Long-standing questions in studies of cross-modal attention are whether and under what conditions attention may be a resource shared across different sensory modalities, and to what extent it is modality specific and independent across modalities. Traditionally studies have compared performance when two tasks in different modalities are performed individually versus concurrently to examine if attention is a shared resource, with the underlying assumption that if two tasks require the same underlying resource, doing both tasks concurrently should degrade performance relative to performing either task alone. Some studies suggest that visual or auditory performance can deteriorate when observers perform a dual audiovisual task (e.g., Arnell & Jolicoeur,
1999; Bonnel & Hafter,
1998; Jolicoeur,
1999; but see also Arnell & Jenkins,
2004; Soto-Faraco et al.,
2002) as opposed to a single task, with related studies suggesting shared underlying neuronal mechanisms (e.g., Ciaramitaro, Buračas, & Boynton,
2007; Störmer, McDonald, & Hillyard,
2009). Furthermore, increasing visual load on a dual task has been shown to worsen performance on auditory processing, again suggesting shared mechanisms of attention (Macdonald & Lavie,
2011; Molloy at al.,
2015; Raveh & Lavie,
2015).

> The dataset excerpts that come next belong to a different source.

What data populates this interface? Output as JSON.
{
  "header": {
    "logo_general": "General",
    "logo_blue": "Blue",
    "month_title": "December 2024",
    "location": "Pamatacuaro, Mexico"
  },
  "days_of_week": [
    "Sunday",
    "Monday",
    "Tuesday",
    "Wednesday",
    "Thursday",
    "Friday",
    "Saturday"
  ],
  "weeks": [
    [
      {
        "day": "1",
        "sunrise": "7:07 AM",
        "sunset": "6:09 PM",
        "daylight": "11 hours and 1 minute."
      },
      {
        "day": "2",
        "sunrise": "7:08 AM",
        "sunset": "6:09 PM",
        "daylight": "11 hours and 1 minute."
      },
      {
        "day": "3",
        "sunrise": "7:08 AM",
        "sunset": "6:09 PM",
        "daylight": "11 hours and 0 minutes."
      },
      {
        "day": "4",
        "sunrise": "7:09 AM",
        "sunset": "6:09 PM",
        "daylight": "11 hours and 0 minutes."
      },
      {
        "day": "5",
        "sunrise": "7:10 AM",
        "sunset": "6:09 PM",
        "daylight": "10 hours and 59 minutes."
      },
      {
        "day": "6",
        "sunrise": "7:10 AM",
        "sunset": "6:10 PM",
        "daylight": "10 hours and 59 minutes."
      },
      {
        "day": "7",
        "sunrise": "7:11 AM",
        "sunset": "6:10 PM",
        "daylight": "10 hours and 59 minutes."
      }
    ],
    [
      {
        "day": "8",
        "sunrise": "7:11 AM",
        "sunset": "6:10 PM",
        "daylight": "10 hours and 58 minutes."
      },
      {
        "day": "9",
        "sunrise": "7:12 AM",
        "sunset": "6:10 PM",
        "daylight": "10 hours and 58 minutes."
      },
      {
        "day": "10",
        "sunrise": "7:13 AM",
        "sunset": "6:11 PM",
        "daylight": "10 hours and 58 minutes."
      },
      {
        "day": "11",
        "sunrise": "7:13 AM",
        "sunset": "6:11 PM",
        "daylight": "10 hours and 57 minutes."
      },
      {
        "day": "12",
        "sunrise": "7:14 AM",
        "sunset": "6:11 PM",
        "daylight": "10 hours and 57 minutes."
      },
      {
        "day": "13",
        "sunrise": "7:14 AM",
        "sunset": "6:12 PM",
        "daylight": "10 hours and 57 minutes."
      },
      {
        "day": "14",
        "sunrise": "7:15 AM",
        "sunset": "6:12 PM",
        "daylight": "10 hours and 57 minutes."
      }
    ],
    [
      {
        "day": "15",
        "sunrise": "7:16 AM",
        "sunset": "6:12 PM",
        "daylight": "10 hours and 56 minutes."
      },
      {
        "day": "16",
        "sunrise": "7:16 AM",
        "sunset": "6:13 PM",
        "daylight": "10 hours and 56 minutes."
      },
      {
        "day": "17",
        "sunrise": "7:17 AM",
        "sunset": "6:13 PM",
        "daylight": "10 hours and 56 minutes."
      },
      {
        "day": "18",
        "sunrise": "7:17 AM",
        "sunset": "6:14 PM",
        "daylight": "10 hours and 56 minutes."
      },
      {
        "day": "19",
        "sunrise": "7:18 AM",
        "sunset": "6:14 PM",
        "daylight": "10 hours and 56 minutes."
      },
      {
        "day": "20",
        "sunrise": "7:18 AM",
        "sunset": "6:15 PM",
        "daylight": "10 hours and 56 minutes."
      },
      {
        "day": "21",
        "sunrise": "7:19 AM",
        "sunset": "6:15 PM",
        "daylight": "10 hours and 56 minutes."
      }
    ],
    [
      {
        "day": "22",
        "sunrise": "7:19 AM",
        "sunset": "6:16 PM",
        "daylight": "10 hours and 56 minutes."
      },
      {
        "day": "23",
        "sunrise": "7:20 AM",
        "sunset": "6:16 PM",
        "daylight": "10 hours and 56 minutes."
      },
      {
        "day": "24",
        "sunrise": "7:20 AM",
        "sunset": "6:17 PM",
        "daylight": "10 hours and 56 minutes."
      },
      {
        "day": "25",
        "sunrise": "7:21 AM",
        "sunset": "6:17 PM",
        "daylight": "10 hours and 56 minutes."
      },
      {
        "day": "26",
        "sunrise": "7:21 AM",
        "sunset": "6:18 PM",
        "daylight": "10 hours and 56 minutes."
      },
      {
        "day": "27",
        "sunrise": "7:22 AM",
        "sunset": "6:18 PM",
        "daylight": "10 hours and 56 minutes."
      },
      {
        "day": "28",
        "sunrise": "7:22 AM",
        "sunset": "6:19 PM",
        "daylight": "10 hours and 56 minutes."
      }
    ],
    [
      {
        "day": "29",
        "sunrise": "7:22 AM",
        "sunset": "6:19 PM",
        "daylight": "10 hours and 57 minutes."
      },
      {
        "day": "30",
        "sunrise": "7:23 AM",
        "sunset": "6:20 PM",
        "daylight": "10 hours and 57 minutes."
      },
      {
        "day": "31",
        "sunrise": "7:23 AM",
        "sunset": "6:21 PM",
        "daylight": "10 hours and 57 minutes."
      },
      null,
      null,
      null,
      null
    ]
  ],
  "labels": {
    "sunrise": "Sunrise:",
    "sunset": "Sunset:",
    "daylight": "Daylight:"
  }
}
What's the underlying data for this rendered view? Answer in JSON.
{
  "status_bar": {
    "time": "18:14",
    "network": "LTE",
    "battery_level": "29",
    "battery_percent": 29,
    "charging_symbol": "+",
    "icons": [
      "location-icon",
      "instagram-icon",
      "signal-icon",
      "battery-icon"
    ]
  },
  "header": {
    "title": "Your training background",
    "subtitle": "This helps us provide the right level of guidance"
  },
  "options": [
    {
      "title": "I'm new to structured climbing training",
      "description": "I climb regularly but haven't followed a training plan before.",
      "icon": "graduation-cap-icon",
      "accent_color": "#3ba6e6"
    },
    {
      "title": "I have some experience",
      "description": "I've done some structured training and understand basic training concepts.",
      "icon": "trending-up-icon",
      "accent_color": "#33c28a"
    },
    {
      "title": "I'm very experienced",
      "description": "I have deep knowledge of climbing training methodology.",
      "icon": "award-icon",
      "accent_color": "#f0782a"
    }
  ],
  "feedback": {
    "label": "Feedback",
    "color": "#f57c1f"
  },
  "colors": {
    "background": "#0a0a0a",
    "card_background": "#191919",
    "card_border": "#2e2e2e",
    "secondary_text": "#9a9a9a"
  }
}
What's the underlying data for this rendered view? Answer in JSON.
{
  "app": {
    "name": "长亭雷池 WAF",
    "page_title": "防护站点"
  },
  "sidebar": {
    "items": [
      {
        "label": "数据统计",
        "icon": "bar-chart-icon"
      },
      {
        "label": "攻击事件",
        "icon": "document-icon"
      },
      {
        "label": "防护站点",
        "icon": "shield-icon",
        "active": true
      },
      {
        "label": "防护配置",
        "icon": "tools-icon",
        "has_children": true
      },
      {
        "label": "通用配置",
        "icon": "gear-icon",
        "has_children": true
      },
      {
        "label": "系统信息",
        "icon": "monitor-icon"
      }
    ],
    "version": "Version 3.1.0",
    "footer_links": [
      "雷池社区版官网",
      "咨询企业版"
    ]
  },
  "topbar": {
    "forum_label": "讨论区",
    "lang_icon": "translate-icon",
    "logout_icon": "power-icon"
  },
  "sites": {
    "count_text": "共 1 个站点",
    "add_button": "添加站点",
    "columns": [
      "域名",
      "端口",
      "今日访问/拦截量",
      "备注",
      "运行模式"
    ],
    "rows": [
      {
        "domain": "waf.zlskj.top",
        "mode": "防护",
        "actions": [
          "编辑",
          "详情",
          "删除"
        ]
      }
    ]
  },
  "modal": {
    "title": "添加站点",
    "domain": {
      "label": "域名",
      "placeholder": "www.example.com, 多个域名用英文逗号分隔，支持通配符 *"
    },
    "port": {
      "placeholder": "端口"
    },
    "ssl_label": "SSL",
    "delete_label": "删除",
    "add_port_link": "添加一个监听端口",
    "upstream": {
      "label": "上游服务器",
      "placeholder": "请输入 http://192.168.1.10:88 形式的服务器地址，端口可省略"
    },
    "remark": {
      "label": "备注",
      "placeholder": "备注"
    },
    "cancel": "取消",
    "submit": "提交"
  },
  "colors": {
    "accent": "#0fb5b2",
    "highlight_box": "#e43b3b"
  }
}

However, other studies have suggested the opposite, with performance on an audiovisual dual task no worse than on a single task or a within-modality dual task (e.g., see Alais, Morrone, & Burr,
2006; Duncan, Marten, & Ward,
1997; Talsma, Doty, Strowd, & Woldorff,
2006), with related studies suggesting distinct, modality-specific underlying neuronal mechanisms (e.g. Alais et al.,
2006, Rees et al.,
2001; Woodruff et al.,
1996). Furthermore, the sharing of resources can vary, such that dual tasks initially providing evidence for shared resources can become independent with practice (Hazeltine, Teague, & Ivry,
2002; Ruthruff et al.,
2003; Ruthruff, Johnston, & Van Selst,
2001; Ruthruff, Van Selst, Johnston, & Remington,
2004). Interestingly, while we find that visual-task difficulty can influence auditory contrast thresholds, we also find that performance on the visual task (our primary task and the first judgment reported) does not depend on auditory-task difficulty (our secondary task and the second judgment reported). Thus, timing within a dual task may also be an important consideration.